Ontem, no podcast O Coração Ainda Bate, Inês Meneses despediu-se da professora de natação que está de partida para outras águas.
Em duas braçadas de empolgamento vos recomendo este texto que admiravelmente nos chama para algo muito semelhante ao que, num poema ao nadador, Cecília Meireles descreve como “a eternidade da água”. É o poema em que Cecília Meireles segue “a linha alada das espáduas” do nadador, esse “pássaro de água”.
Vai mais fundo, e noutro sentido, o ângulo de Inês. Ela fala da piscina como de uma placenta de celebração da vida e do outro, quem quer que seja, chapinhando a nosso lado.

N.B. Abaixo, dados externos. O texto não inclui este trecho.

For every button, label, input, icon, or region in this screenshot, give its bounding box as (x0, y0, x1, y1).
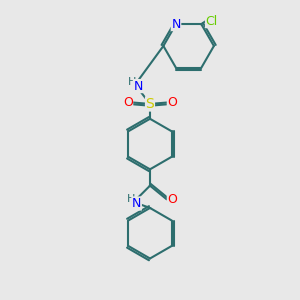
Text: N: N (132, 197, 141, 210)
Text: O: O (167, 193, 177, 206)
Text: O: O (123, 96, 133, 109)
Text: N: N (171, 18, 181, 31)
Text: N: N (134, 80, 143, 93)
Text: H: H (128, 76, 136, 87)
Text: Cl: Cl (206, 15, 218, 28)
Text: O: O (167, 96, 177, 109)
Text: S: S (146, 97, 154, 111)
Text: H: H (127, 194, 135, 204)
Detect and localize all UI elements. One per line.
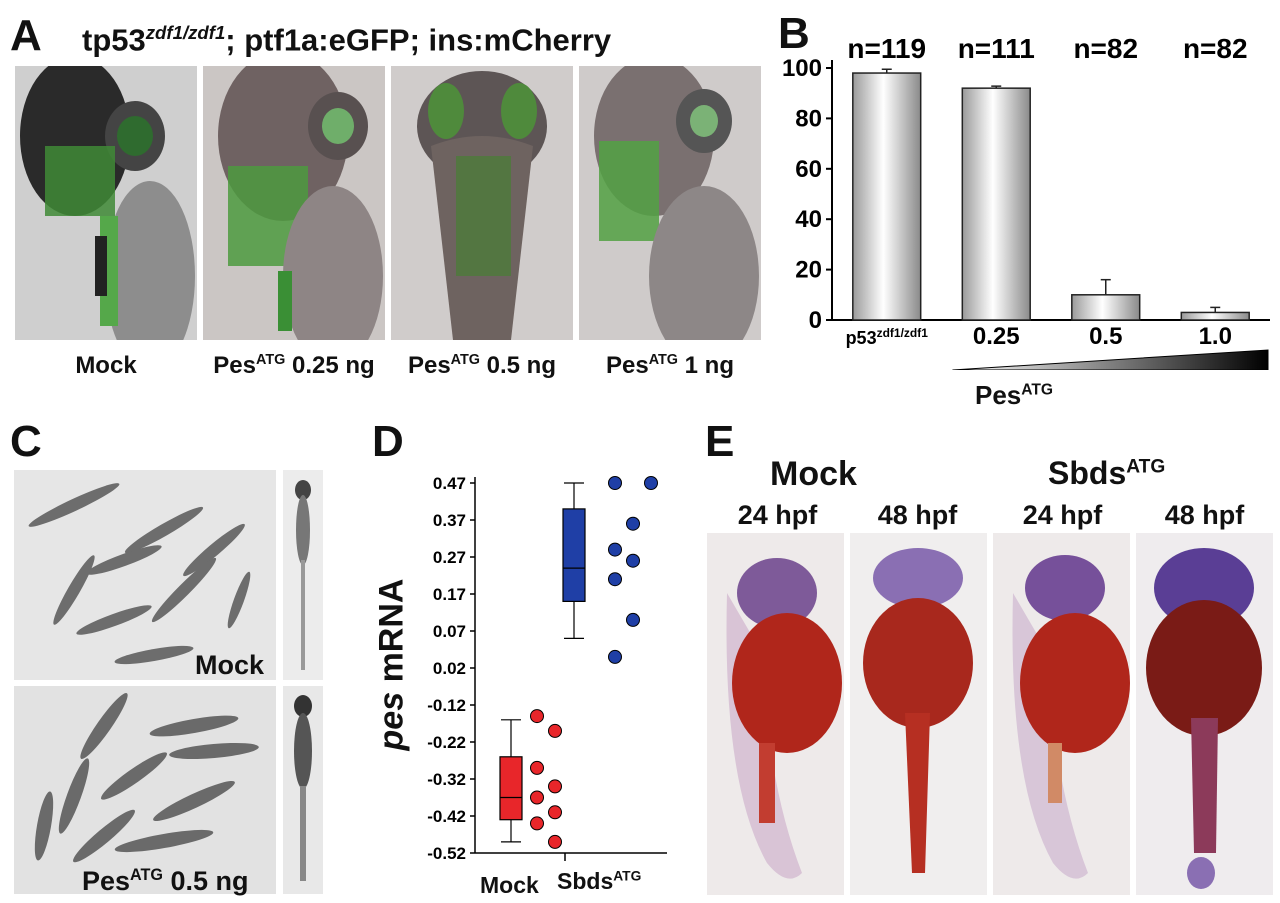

Em mais do que um encontro nos corredores desta rádio, Inês já me dera conta da mais íntima alegria com que se entregou, há coisa de dois anos, ao prazer da natação. O que me tocou no entusiasmo de Inês não se prende, sequer indirectamente, com os benefícios da actividade para a saúde física e mental, para a perda de peso ou para o alívio do stress.
Desde que me despedi do ruído feliz da adolescência, nada me chama para a borda de uma piscina, para essa névoa de cloro e vozearia, sequer por banhos de mar em praias compactas de gente que conta a vida em voz alta sob um calor épico. Mesmo se as estações perderam o seu recorte antigo, prefiro caminhar rente à linha de água, acreditando que desse modo ajudo a perpetuar um suave outono.
Mas gosto desta ideia precisa de piscina que faz de Inês uma menina feliz nos corredores da rádio. Deixai que os vossos olhos chapinhem a prosa dela no podcast O Coração Ainda Bate. Em breves parágrafos, Inês explica-nos porque é que ir para a piscina “foi como voltar à escola” Por isso, quando a professora lhe comunicou que outras águas a esperam, foi como se tivesse perdido uma amiga na escola.
Ela e a professora comoveram-se, riram juntas, partilharam infortúnio e júbilo, morte de mãe, nascimento de filha. Inês exalta ainda o sentido convivial das horas na piscina, a consciência do outro, em tudo diferente, os pequenos prazeres da espuma à superfície da água, “o vapor que cobre os balneários e o cheiro a cloro que se entranha”.
Quando alguém falava de piscinas, lembrava-me com frequência de uma crónica do grande Fernando Sabino que nos situava junto a uma vivenda de sonho rodeada por um magnífico jardim, com olímpica piscina e um senão: ficava demasiado perto da favela. Diante do portão passavam com frequências mulheres pobres, com latas de água à cabeça. As mulheres costumavam parar diante da vivenda, contemplando a piscina. Certa vez, o dono da casa tomava o seu gin tónico num cadeirão, a mulher apanhava sol na espreguiçadeira, quando uma das miseráveis da favela saltou a cerca, atravessou o relvado e, perante o pasmo impotente dos senhores, encheu a lata com água da piscina e esgueirou-se. Devido a tal contratempo, os senhores puseram, de imediato, a casa à venda.
Lendo a crónica de Inês, apetece-me procurar uma pequena lata e roubar algumas frases de água límpida com que ela nos torna claro que, na aula de natação, “podemos viver tudo de novo, até quando julgamos que já está tudo mais do que vivido”.